The treatment for eosinophilic fasciitis is either a corticosteroid or low dose methotrexate. Which would be the lesser of two evils in considering the diabetes and everything going on with my daughter?

Answer:

From: DTeam Staff

I assume that your daughter has type 1A (autoimmune) diabetes, and that this may have been confirmed at the time of diagnosis by a positive antibody test. In any case, it is by far the most common form of diabetes in childhood in Caucasian families in North America. This condition may quite often be accompanied by other autoimmune states of which the most common is hypothyroidism in a syndrome that is now recognised as the Autoimmune Polyglandular Syndrome Type II The diagnostic test for this, as the endocrinologist said, is a raised TSH. TSH is a pituitary hormone, and, in some very rare conditions where this gland at the base of the brain is damaged, TSH production is reduced so that what you have called central hypothyroidism can result. This form of hypothyroidism has no basis in autoimmunity.

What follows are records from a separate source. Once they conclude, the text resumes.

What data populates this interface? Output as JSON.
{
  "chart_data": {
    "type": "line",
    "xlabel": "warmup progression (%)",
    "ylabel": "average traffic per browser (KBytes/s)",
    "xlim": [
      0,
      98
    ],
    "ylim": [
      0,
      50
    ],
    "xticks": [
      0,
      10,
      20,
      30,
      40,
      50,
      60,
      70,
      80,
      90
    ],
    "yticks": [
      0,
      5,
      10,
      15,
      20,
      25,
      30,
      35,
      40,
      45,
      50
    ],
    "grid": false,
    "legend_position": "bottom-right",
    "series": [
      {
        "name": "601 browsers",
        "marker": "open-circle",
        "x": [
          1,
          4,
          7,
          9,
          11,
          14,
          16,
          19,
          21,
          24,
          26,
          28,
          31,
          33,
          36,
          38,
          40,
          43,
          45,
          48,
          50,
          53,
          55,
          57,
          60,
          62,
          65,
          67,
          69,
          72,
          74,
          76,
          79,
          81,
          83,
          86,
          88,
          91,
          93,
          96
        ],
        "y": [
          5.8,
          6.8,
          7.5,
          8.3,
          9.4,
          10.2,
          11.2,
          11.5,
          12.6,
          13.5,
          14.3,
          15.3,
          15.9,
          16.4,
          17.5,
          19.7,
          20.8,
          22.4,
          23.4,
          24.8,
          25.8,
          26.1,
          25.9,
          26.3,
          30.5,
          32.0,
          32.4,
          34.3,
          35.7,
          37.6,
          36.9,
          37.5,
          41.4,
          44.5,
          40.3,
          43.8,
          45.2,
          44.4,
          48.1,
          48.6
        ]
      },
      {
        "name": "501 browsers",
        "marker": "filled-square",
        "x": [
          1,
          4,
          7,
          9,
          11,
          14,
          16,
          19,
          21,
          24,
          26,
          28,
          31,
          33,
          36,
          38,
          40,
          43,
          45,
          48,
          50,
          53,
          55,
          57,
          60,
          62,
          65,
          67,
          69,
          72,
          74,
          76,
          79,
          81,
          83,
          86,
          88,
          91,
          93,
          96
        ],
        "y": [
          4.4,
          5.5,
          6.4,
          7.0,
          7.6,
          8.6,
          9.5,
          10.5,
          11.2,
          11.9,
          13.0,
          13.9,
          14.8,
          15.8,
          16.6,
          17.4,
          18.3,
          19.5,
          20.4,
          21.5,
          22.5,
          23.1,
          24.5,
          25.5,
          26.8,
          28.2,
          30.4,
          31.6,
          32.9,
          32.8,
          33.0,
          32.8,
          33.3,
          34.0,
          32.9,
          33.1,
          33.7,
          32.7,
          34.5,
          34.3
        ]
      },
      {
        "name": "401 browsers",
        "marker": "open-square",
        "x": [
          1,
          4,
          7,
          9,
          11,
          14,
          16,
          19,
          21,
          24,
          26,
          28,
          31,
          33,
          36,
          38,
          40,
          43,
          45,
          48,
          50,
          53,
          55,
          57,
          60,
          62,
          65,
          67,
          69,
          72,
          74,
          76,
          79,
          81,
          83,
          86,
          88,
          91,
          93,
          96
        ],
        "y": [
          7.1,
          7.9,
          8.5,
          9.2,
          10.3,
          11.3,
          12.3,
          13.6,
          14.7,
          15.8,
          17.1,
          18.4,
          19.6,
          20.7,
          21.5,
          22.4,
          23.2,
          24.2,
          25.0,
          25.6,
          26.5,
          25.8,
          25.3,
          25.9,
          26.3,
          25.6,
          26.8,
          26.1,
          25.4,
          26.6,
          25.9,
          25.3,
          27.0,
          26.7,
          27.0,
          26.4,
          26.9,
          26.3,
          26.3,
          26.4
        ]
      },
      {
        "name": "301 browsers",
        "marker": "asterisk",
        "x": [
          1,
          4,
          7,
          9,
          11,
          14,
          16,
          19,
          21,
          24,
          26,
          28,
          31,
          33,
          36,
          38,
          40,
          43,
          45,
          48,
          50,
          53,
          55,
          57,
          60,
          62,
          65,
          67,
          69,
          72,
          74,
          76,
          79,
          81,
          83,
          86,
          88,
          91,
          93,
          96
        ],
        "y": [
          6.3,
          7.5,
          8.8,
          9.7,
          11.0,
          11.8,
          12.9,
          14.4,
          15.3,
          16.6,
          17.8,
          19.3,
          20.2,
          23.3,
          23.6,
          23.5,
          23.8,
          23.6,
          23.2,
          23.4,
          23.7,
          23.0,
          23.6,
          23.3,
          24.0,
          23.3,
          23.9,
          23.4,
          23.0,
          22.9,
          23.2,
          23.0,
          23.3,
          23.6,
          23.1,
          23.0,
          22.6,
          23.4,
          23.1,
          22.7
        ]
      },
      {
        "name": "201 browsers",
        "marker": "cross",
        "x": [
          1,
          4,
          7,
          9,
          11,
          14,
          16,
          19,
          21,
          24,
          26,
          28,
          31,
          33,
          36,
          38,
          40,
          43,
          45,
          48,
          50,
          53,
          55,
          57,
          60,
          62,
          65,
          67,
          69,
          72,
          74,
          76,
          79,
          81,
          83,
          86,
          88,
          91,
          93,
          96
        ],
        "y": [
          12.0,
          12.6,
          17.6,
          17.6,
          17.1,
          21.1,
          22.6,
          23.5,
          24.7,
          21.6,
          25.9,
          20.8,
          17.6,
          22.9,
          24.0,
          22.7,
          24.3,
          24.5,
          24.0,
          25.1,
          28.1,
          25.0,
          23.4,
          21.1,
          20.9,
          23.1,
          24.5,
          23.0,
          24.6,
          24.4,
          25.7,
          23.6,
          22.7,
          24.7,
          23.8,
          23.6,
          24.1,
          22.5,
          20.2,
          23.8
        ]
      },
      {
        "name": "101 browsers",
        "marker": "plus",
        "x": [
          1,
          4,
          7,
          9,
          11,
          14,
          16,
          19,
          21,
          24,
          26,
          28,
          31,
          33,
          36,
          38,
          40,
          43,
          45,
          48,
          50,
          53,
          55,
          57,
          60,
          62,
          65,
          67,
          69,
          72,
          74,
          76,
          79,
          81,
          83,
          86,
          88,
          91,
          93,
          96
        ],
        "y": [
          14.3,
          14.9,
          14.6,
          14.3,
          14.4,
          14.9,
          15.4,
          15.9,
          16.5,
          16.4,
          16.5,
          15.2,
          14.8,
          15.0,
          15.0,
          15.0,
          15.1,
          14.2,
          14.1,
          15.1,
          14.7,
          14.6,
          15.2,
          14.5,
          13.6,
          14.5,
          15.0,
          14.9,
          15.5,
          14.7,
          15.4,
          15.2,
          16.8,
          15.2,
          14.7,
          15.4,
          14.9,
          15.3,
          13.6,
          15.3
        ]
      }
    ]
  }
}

Several forms of fasciitis have an immune basis and are included in APS II, but eosinophilic fasciitis is not listed as one of them, perhaps because it is so rare and perhaps because the link to autoimmunity is still rather tenuous. See Varga J, Kahari VM. Eosinophilia-myalgia syndrome, eosinophilic fasciitis, and related fibrosing disorders. Curr Opin Rheumatol. 1997 Nov;9(6):562-70.

I have personally no experience in this condition, but both steroids and methotrexate are reported as standard therapy.Steroids may make the control of the diabetes a little more difficult, and that is perhaps why the doctor suggested methotrexate.

DOB
Additional comments from Dr. Stuart Brink:

This is a very rare situation. Central hypothyroidism usually occurs with hypothalamic or pituitary disease such as a tumor or radiation therapy to the region. She could have what is called sick euthyroid syndrome and this does not need to be treated with thyroid hormone. Sequential thyroid functions should help as might a TBG level.

Methotrexate might be slightly less toxic than steroids but this should be decide by the treating physicians. If you use steroids, the insulin dose will dramatically raise within 8-12 hours of the first dose. On an insulin pump, this would correspond to a significant increase in basal insulin so you should stay in close contact with your diabetes team so that they can help make such adjustments. Both should be manageable.